My amendment relates to Clause 2(3); and your Lordships will see that in the Statement that has to be made to Parliament if the target has not been met, various reasons have to be given, which include,
“(a) economic circumstances and, in particular, any substantial change in gross national income … (b) fiscal circumstances and, in particular, the likely impact of meeting the target on taxation, public spending and public borrowing”,
or,
(c) circumstances arising outside the United Kingdom”.
My amendment would add a small extra paragraph saying,
“the fact that expenditure on a programme has been rolled over into a future year”.
That would allow the department, when looking at its budget, to say, “We haven’t spent all the money this year. We will roll it into the following year”, which means that it does not have to engage in what has been described as the “ugly rush” to spend all its money before the year end, and thus would have flexibility. I hope that the Minister will be able to answer my question and that the noble Lord, Lord Purvis, will consider that the amendment is helpful to both the aims of the Bill and the way that the Secretary of State will report to Parliament. I beg to move.

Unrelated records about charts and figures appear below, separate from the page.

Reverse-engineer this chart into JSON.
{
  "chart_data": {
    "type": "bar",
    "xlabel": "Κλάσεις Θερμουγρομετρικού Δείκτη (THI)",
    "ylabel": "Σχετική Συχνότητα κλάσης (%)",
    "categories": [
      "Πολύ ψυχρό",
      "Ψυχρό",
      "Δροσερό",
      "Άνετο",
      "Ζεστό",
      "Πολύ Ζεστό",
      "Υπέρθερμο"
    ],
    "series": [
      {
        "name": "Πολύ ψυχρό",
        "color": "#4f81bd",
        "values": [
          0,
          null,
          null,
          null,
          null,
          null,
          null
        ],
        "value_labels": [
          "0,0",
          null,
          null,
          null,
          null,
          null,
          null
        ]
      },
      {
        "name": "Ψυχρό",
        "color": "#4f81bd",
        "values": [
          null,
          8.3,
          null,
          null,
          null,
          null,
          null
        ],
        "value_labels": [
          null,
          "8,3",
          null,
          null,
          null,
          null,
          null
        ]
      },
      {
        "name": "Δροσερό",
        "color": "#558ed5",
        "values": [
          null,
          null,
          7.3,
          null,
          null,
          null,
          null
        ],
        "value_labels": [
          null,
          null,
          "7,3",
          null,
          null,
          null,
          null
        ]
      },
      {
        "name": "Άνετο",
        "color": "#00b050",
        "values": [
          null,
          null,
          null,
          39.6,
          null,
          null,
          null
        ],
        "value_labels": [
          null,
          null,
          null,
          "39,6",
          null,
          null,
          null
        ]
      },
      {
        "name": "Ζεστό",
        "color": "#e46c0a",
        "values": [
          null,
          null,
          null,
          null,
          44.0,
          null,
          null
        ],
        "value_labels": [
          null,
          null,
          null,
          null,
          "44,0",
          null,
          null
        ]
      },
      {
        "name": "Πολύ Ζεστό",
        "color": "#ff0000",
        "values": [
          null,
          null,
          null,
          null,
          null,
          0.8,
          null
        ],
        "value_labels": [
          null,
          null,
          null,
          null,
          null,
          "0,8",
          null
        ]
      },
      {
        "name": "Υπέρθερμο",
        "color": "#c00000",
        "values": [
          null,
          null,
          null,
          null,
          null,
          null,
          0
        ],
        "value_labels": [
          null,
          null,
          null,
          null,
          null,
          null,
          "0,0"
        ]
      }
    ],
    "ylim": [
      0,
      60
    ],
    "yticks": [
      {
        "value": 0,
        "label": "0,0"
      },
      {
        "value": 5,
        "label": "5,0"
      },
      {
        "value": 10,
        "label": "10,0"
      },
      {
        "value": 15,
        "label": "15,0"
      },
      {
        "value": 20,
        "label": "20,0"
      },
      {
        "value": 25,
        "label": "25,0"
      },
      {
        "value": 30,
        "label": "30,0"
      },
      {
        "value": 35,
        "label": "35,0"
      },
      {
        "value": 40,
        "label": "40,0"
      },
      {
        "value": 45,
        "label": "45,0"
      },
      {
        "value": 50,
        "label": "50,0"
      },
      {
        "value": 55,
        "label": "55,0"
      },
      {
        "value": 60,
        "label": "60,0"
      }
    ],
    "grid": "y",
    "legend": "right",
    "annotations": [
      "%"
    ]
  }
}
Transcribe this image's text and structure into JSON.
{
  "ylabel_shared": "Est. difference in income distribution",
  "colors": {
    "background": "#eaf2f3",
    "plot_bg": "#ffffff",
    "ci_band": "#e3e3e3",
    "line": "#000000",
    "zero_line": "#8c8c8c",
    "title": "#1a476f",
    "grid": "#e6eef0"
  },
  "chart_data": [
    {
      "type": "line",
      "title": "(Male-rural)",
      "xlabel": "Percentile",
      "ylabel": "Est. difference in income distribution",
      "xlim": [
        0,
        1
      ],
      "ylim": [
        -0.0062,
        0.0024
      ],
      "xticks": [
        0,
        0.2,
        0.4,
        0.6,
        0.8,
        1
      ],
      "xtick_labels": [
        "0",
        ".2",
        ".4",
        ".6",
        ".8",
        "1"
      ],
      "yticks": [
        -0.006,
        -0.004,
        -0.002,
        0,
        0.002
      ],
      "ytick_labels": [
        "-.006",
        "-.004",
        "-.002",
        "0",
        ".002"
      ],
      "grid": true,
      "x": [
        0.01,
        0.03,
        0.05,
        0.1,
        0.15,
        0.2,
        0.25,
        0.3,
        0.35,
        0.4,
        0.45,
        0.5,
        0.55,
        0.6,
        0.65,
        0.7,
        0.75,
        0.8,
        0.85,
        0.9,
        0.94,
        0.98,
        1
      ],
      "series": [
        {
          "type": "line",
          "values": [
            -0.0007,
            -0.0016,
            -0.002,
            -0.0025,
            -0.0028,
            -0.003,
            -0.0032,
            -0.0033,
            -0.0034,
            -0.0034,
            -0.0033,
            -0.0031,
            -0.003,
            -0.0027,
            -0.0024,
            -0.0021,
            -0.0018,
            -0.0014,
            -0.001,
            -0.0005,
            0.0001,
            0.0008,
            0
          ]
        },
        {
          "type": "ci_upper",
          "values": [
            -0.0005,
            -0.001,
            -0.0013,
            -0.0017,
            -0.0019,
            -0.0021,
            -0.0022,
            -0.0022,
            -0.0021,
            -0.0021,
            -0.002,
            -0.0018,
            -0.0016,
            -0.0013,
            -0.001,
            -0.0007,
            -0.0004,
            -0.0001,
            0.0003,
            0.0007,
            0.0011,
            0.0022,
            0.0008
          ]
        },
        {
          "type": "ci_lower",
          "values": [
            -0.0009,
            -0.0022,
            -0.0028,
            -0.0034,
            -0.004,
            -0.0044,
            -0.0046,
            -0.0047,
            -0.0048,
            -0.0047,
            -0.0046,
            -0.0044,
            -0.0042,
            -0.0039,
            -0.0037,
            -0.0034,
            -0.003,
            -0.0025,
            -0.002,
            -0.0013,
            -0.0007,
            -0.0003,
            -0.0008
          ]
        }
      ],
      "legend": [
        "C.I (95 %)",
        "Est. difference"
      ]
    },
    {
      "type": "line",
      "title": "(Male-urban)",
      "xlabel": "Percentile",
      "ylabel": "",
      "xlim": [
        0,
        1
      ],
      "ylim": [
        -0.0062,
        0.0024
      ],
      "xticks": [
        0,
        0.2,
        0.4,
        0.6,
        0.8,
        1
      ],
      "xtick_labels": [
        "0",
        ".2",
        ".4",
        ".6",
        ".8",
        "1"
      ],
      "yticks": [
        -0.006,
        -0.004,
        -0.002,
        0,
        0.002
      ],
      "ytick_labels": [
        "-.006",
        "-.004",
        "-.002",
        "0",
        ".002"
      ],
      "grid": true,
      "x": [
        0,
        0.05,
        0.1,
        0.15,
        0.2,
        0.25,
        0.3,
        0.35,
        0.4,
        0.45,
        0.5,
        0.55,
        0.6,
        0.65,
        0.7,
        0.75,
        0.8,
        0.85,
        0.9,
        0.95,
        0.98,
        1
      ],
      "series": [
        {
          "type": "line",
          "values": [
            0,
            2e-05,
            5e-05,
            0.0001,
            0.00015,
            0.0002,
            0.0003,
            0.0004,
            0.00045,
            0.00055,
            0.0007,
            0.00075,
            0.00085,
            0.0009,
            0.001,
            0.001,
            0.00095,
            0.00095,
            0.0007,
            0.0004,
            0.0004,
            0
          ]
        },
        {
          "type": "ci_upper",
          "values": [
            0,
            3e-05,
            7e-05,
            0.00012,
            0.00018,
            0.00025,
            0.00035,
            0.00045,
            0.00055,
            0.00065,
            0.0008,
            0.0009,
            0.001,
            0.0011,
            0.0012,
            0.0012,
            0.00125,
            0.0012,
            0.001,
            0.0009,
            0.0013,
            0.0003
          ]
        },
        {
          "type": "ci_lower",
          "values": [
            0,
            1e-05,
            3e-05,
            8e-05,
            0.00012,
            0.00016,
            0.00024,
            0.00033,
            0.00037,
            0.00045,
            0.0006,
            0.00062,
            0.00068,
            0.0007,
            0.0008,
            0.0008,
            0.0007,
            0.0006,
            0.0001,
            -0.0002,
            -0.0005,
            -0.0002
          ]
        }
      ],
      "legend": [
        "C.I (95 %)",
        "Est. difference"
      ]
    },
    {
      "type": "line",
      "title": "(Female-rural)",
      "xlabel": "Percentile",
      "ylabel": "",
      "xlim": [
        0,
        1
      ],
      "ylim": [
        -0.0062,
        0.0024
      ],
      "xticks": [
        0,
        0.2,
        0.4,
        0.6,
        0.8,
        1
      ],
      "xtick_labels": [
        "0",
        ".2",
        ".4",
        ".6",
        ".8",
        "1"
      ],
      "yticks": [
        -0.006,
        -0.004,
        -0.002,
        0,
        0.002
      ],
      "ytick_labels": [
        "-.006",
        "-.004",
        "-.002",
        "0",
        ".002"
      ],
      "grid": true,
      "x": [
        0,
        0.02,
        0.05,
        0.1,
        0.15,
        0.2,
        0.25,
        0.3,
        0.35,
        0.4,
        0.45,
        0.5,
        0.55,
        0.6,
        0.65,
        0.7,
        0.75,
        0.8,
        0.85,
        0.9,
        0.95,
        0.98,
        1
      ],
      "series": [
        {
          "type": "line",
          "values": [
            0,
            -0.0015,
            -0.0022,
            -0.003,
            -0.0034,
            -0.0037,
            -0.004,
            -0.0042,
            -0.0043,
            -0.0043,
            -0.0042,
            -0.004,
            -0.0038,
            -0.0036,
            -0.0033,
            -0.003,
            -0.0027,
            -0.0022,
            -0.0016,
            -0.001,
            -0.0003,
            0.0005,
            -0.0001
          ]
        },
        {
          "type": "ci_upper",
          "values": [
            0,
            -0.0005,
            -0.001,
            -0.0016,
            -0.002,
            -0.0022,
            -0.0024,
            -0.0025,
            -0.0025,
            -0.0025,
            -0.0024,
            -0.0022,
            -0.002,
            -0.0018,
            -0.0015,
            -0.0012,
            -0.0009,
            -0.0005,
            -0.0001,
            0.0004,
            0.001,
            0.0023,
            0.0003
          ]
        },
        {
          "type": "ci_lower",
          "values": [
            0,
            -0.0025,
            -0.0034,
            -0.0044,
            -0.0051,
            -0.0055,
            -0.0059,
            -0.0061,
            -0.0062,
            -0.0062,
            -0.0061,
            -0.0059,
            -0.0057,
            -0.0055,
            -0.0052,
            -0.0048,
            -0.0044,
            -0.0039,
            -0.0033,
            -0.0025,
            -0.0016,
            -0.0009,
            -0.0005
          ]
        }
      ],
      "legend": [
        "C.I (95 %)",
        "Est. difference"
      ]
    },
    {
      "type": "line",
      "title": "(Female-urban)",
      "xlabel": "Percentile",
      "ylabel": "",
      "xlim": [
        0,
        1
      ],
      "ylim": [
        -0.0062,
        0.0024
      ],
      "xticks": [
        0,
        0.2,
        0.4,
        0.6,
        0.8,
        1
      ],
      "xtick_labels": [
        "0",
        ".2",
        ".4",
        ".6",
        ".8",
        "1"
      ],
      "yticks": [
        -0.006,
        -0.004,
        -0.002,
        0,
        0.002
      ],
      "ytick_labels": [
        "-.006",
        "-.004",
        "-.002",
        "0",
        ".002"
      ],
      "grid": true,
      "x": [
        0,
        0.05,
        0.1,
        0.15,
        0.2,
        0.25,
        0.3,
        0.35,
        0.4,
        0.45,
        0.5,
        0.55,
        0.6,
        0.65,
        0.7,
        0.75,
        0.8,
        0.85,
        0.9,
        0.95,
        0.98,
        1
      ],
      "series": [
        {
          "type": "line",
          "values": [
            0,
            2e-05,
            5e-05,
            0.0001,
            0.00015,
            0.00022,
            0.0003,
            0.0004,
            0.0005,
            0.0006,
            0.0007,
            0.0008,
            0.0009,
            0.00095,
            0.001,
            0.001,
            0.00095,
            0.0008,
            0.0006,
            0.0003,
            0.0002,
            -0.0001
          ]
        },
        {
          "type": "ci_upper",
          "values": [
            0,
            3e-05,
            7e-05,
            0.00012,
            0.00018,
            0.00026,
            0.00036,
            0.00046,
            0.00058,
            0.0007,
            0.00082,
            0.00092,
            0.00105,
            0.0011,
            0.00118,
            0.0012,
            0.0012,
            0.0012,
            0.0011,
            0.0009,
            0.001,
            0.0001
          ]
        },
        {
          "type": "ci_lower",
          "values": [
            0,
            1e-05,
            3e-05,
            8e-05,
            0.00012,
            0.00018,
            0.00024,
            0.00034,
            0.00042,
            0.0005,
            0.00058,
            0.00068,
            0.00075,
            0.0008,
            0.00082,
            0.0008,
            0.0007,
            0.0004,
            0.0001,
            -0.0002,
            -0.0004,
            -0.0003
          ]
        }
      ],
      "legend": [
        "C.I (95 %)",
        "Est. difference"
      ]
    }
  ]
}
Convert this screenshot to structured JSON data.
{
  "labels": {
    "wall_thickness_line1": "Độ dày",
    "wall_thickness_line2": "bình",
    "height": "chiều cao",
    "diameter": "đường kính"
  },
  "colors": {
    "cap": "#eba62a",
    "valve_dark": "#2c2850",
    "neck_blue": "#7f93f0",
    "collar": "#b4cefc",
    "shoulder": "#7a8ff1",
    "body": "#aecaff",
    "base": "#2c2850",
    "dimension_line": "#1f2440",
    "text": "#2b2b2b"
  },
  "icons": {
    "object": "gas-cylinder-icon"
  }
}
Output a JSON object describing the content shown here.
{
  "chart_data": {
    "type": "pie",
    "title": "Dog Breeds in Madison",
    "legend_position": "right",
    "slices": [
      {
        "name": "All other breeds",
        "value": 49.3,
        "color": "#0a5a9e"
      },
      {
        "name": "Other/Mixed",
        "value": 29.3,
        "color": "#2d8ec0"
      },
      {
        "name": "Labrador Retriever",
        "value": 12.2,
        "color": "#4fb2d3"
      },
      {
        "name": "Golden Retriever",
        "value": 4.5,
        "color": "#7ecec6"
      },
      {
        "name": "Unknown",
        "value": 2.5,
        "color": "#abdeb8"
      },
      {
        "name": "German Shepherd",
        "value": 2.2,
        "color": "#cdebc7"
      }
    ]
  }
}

My Lords, as we are looking at page 2 of the Bill and the amendment of my noble friend Lord Astor, which seeks to add a further paragraph to the three issues listed in paragraphs (a), (b) and (c), one or more of which might lead the report to explain why the target has not been hit, may I ask a question of my noble friend Lord Purvis, or perhaps the Minister, about paragraph (c), which refers to,
“circumstances arising outside the United Kingdom”?
Would that include the views of the proposed recipient countries of overseas aid saying that they no longer want the aid? We had this situation with India recently, where India reviewed its relationship with Britain, felt that the relationship should mature and that far better outcomes for development and escaping from poverty would be achieved through other fiscal changes such as two-way investment flows, impact value investment and a whole range of new techniques, and therefore it did not want to go on receiving old-fashioned official aid because official aid, as a large part of the world has discovered—not, I fear, everybody in your Lordships’ House—is not the main instrument, or even the most effective instrument, for lifting people out of poverty, ending real suffering and accelerating economic growth. So if countries come forward and say, “We do not actually want this assistance”, would that be one of the,
“circumstances arising outside the United Kingdom”,
which might disembarrass the Secretary of State and enable him to explain why the target had not been hit?